Health minister Dr Zweli Mkhize has published a new directive which provides further clarity around the country’s coronavirus lockdown and how alert levels are calculated.
The alert levels determine the level of restrictions to be applied during the national state of disaster. The levels are as follows:
- Alert Level 1 – indicates a low Covid-19 spread with a high health system readiness;
- Alert Level 2 – indicates a moderate Covid-19 spread with a high health system readiness;
- Alert Level 3 – indicates a moderate Covid-19 spread with a moderate health system readiness;
- Alert Level 4 – indicates a moderate to a high Covid-19 spread with a low to moderate health system readiness;
- Alert Level 5 – indicates a high Covid-19 spread with a low health system readiness.
The directive indicates that the Ministerial Advisory Committee (MAC) must advise the minister of Health regarding which alert level should be declared nationally, provincially, in a metropolitan area, or a district, when taking into account:
- The epidemiological trends of Covid-19 infections;
- The health system capacity in a specified area to respond to the disease burden;
- Any other factor that would influence the level of infection, hospitalisation and mortality.

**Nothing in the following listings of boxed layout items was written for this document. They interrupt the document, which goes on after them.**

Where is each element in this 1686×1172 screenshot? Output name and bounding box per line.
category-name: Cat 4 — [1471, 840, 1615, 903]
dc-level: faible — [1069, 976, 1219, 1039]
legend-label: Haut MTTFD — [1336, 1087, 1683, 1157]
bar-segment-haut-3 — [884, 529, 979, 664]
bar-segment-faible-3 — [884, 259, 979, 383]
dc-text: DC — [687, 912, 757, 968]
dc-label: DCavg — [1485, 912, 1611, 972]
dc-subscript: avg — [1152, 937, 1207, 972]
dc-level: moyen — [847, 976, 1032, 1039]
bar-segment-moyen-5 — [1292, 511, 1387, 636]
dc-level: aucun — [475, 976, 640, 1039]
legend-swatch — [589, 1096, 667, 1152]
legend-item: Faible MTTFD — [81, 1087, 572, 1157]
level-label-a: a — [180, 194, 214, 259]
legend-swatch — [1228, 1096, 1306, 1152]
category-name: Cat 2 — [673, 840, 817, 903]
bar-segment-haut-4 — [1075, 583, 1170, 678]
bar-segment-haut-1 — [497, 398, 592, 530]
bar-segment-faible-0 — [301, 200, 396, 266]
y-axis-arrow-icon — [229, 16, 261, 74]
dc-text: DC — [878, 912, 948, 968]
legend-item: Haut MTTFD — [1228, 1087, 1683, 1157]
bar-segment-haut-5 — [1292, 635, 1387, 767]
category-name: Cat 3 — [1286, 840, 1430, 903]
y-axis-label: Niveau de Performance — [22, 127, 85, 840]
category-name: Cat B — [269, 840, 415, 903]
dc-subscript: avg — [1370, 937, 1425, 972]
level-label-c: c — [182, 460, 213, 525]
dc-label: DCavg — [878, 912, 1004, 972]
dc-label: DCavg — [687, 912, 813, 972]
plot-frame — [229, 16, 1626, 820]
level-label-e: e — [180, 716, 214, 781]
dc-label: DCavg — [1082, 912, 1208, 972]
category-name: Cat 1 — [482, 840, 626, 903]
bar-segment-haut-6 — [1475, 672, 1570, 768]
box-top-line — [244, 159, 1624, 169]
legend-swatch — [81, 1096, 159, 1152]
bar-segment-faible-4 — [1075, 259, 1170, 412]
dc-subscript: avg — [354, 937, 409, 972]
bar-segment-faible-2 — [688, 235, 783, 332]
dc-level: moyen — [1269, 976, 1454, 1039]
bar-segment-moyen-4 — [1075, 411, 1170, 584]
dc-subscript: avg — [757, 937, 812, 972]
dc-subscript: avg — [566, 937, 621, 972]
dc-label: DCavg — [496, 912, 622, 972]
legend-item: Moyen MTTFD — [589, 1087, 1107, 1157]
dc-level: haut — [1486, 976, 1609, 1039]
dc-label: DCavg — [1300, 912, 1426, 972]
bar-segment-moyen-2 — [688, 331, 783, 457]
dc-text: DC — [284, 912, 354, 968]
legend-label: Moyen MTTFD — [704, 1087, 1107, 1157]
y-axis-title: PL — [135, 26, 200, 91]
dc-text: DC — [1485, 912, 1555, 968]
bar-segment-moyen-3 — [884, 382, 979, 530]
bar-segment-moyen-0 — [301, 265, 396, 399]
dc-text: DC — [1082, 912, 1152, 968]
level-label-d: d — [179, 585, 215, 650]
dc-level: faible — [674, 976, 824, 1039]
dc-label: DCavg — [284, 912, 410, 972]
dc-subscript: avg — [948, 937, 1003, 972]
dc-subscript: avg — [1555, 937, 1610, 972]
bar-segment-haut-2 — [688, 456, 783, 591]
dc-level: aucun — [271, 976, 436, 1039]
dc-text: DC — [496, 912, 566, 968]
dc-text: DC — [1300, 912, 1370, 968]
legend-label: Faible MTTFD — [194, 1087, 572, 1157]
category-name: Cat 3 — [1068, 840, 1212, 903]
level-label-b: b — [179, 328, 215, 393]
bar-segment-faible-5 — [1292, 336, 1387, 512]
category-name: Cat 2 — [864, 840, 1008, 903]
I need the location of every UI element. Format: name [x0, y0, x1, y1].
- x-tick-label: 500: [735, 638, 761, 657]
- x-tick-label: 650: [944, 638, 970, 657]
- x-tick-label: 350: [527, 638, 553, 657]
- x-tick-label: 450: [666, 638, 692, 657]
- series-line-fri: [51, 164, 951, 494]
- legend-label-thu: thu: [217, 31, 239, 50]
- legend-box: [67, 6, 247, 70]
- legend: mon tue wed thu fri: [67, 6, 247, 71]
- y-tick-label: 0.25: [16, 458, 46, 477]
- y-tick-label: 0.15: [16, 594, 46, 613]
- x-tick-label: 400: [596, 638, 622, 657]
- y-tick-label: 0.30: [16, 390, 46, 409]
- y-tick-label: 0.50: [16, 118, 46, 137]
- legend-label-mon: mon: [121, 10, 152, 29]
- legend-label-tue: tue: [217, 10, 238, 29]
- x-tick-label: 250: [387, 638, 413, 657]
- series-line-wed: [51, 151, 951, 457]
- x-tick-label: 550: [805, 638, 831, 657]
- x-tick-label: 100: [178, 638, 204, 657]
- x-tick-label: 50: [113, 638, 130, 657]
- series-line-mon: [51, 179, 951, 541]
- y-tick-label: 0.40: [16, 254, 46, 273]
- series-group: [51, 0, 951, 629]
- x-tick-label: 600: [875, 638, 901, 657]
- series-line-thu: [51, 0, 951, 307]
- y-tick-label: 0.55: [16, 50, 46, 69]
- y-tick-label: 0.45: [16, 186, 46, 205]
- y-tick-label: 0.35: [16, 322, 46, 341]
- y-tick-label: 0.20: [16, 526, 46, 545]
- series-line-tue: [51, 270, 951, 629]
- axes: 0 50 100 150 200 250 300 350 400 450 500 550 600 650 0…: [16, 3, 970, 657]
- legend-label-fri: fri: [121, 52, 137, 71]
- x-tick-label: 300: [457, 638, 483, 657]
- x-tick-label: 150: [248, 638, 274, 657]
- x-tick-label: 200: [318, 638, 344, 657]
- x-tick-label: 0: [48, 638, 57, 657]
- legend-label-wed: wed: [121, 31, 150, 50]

‘Epidemiological trends’ includes a consideration of the trends in the number of tests done, number of persons screened, number of positive cases, number of recoveries and the demographic profile of the positive cases.
‘Health system capacity’ includes a consideration of the number of facilities available to support Covid-19, bed -occupancy levels for the various levels of care, human resource capacity, equipment and related resources.
The directive also provides further clarity around the role of the MAC, its structure and the invitation of additional experts in the decision-making process.
Government is expected to review some of South Africa’s lockdown regulations when the National Coronavirus Command Council (NCCC) meets on Tuesday (11 August), with early signs pointing to a relaxation in rules.
The latest gazette would also give government room to introduce more structured alert levels at a local or district-level – something which has previously been discussed by government and is used in other countries.
On Thursday (6 August), health minister Dr Zweli Mkhize said president Ramaphosa had asked him and his team to table recommendations before the NCCC on the next best steps going forward.
“So, we will be tabling recommendations to the NCCC. At some point during the course of next week, we should be able to get further guidance from the NCCC and the president,” he said.
Testing and recovery periods
In a separate directive, Mkhize also provided clarity on the testing and recovery periods for South Africans who have tested positive for the coronavirus.
The regulations specifically provide for people who are experiencing symptoms such as fever and coughing (symptomatic) and people who have tested positive for the coronavirus with no noticeable symptoms (asymptomatic).
A symptomatic person
- A person who tests positive for Covid-19 and is symptomatic with mild disease (not requiring hospitalisation for Covid-19) must be isolated for a period of at least 10 days from the date when the symptoms set in;
- A person may de-isolate 10 days after the onset of symptoms, provided that the person no longer has fever and his or her other symptoms have improved;
- A symptomatic person with moderate-severe disease must be isolated for 10 days after recovery when the person no longer requires supplemental oxygen and is clinically stable.
An asymptomatic person
An asymptomatic person who tests positive for Covid-19 must be isolated for 10 days from the day of his or her positive test.
The directive confirms that repeat testing is not required in order for a person to de-isolate.